Redemption requests for non-traded REITs have slowed following a surge in the Spring, according to data from Robert A. Stanger Co. Cooling inflation has led to a rally in small cap stocks, benefiting ETFs built around that strategy, reports ETF Stream. These are among the investment must reads we found this week for wealth advisors.

  1. Stanger Reports Summer Slowdown for REIT Redemption Requests “Each company reported updates to its respective NAV per share as of June 30, 2024, along with updated portfolio information. Stanger analyzed each REIT’s derivation of its NAV and NAV per share, distributions, redemptions and various metrics, along with other reported events.” (The DI Wire)

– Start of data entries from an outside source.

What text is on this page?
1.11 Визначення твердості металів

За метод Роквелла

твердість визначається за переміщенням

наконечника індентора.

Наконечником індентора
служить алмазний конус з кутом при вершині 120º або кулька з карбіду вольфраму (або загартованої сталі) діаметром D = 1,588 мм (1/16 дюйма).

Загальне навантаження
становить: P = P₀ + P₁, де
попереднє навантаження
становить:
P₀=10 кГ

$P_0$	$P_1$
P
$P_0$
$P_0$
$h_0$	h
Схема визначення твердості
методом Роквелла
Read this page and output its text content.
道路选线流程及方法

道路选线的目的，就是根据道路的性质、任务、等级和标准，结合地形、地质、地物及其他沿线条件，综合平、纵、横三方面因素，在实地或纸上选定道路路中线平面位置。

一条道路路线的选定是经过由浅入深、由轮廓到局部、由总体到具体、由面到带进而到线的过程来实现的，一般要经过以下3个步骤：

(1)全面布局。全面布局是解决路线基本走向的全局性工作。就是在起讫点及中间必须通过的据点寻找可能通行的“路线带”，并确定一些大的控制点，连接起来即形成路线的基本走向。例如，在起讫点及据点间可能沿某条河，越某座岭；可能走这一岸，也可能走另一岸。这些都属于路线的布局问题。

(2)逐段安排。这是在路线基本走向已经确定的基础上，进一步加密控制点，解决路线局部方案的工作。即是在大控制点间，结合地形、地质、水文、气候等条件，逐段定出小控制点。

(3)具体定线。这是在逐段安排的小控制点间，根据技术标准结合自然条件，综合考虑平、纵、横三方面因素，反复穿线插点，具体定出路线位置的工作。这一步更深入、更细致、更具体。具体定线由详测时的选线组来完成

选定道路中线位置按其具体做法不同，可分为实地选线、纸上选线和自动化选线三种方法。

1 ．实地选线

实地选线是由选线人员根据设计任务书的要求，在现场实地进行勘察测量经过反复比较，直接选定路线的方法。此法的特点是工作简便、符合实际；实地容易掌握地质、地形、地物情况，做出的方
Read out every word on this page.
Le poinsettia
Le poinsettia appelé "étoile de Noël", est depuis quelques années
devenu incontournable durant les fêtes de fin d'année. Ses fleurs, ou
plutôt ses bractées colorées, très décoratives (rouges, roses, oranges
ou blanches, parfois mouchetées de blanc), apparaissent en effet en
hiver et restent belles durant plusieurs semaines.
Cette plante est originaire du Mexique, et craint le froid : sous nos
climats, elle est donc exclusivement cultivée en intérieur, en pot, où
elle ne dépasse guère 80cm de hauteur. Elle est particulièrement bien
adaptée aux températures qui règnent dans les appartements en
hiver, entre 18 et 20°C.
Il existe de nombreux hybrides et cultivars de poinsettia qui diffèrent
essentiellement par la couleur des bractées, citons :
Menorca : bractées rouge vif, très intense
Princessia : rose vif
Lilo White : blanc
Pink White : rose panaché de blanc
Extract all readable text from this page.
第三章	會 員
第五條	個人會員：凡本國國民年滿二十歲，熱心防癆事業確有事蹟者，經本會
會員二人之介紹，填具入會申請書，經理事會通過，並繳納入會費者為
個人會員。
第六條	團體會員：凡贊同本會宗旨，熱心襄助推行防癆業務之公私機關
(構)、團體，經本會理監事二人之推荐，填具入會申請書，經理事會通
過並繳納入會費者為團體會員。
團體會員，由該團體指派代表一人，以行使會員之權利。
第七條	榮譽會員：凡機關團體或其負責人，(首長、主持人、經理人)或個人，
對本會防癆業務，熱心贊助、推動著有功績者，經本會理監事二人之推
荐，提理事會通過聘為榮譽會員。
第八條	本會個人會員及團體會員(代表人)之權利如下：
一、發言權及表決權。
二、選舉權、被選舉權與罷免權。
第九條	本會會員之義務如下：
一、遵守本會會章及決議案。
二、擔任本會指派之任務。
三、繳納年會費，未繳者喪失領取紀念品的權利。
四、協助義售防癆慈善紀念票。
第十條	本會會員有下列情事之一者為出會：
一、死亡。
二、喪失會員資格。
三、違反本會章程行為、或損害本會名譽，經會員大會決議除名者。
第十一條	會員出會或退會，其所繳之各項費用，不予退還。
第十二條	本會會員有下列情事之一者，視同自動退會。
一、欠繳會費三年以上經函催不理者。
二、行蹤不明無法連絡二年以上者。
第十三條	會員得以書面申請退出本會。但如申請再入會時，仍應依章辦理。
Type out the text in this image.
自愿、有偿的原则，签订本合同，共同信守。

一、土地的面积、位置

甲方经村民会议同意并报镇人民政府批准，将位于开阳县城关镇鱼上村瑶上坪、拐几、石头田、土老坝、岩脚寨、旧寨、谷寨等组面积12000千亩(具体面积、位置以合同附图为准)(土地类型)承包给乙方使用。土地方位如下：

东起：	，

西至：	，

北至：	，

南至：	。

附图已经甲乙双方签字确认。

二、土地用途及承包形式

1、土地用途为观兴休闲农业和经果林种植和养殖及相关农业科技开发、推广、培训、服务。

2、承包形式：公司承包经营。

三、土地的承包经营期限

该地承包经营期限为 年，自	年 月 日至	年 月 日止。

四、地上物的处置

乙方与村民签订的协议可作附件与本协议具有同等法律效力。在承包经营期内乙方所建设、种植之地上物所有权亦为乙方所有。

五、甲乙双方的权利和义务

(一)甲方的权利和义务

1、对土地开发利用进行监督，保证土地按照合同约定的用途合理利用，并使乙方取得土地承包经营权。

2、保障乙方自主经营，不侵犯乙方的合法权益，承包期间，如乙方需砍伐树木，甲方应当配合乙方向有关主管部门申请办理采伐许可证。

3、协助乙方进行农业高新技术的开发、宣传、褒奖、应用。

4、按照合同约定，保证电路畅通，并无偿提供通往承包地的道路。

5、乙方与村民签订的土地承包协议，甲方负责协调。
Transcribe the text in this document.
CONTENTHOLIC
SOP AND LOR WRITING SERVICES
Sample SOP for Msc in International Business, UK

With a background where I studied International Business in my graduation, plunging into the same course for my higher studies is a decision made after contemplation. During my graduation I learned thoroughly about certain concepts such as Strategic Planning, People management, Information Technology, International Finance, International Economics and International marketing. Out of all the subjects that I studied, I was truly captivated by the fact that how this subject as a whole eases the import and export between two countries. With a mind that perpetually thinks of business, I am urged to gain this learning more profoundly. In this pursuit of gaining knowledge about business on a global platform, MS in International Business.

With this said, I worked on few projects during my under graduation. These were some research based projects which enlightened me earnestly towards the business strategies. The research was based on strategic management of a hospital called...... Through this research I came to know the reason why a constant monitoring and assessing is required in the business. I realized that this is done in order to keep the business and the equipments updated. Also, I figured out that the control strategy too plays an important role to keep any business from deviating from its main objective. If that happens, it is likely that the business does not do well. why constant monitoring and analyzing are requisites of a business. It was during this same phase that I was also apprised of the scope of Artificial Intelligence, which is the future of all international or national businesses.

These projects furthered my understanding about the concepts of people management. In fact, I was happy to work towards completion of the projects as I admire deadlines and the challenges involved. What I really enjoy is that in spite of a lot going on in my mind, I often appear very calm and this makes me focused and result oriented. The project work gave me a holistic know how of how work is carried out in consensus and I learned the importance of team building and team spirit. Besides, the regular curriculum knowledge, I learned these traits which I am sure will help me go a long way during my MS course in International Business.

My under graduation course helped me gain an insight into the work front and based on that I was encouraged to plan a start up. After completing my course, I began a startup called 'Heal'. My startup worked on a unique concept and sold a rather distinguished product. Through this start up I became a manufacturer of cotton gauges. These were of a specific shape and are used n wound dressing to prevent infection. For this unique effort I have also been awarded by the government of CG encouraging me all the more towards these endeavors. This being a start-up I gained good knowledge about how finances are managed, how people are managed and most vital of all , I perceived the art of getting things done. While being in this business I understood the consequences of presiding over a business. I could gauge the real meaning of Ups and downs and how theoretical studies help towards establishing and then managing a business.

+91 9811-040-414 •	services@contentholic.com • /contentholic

  2. Wealth Firms Want Model-Delivered Fixed Income, Despite Complexity “Wealth firms expect to expand the number of model-delivered fixed income separately managed accounts they provide, although many wealth managers are unable to make bond strategies available in this format.” (FundFire)
  3. The ETFs benefitting from the small cap rally “Core CPI rose 3.3% from one year ago – below forecasts of 3.4% – and the smallest rise since April 2021. The news sparked a rally for small-cap equities, cementing predictions for the Federal Reserve to start lowering interest rates this year.” (ETF Stream)
  4. Insurers tied to Apollo, KKR buy mortgages outright in hunt for yield “Yield-hungry insurance firms are adopting an unconventional strategy: They’re skipping mortgage-backed bonds and buying the underlying whole loans outright.” (Pensions & Investments)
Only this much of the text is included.